食品・エネルギーを除く指標では、インフレ率は前年同月比1.6%近辺で横ばい(5月からほぼ不変)と見込まれる。カナダ銀行(BoC)が重視するコア指標は、インフレが2%目標付近で推移している状況と整合的とされ、予測期間を通じてインフレは2%に向けて回帰していく見通しだ。また、中銀は2026年まで政策金利を据え置くとの見方が示されている。
金利見通しとデリバティブ戦略
総合インフレが2.8%へ冷却する一方でコア(1.6%)が横ばいで推移するなか、金利デリバティブのトレーダーはカナダ金利の低ボラティリティ局面を想定したポジション構築が有効と考える。BoCが2026年末まで政策金利を据え置く公算が大きい以上、積極的な利下げ・利上げ方向のベットは妙味が薄れつつある。短期金利先物では、レンジ相場を前提とした戦略へ重点を移すことを推奨する。

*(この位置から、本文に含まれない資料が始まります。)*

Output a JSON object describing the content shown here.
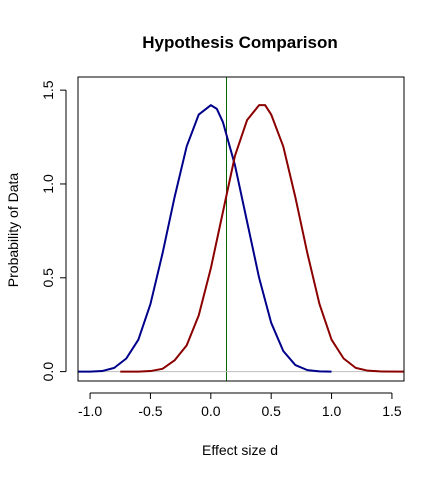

カナダのオーバーナイト・レポ金利平均(CORRA)先物は取引高が大きく増加しており、こうした安定環境下で流動性の高いツールになっている。歴史的に、中央銀行の長期据え置き局面では、期近(フロント・マンス)契約のインプライド・ボラティリティが大きく低下する傾向がある。ボラティリティ低下(タイム・ディケイ)を取り込む目的で、CORRAオプションでショート・ストラドルやアイアン・コンドルによるプレミアム売りを提案する。
為替への含意とオプション戦略
金融政策の安定は、今後数週間にわたりカナダドルが対米ドルで狭いレンジ取引になりやすいことも示唆する。直近の市場データでは、CADは米ドル換算で0.73〜0.75ドル近辺で安定しており、コア物価の底堅さが下支えとなっている。方向感の乏しさから収益機会を狙う戦略として、通貨オプションではアウト・オブ・ザ・マネーのCADストラングル売りを推奨する。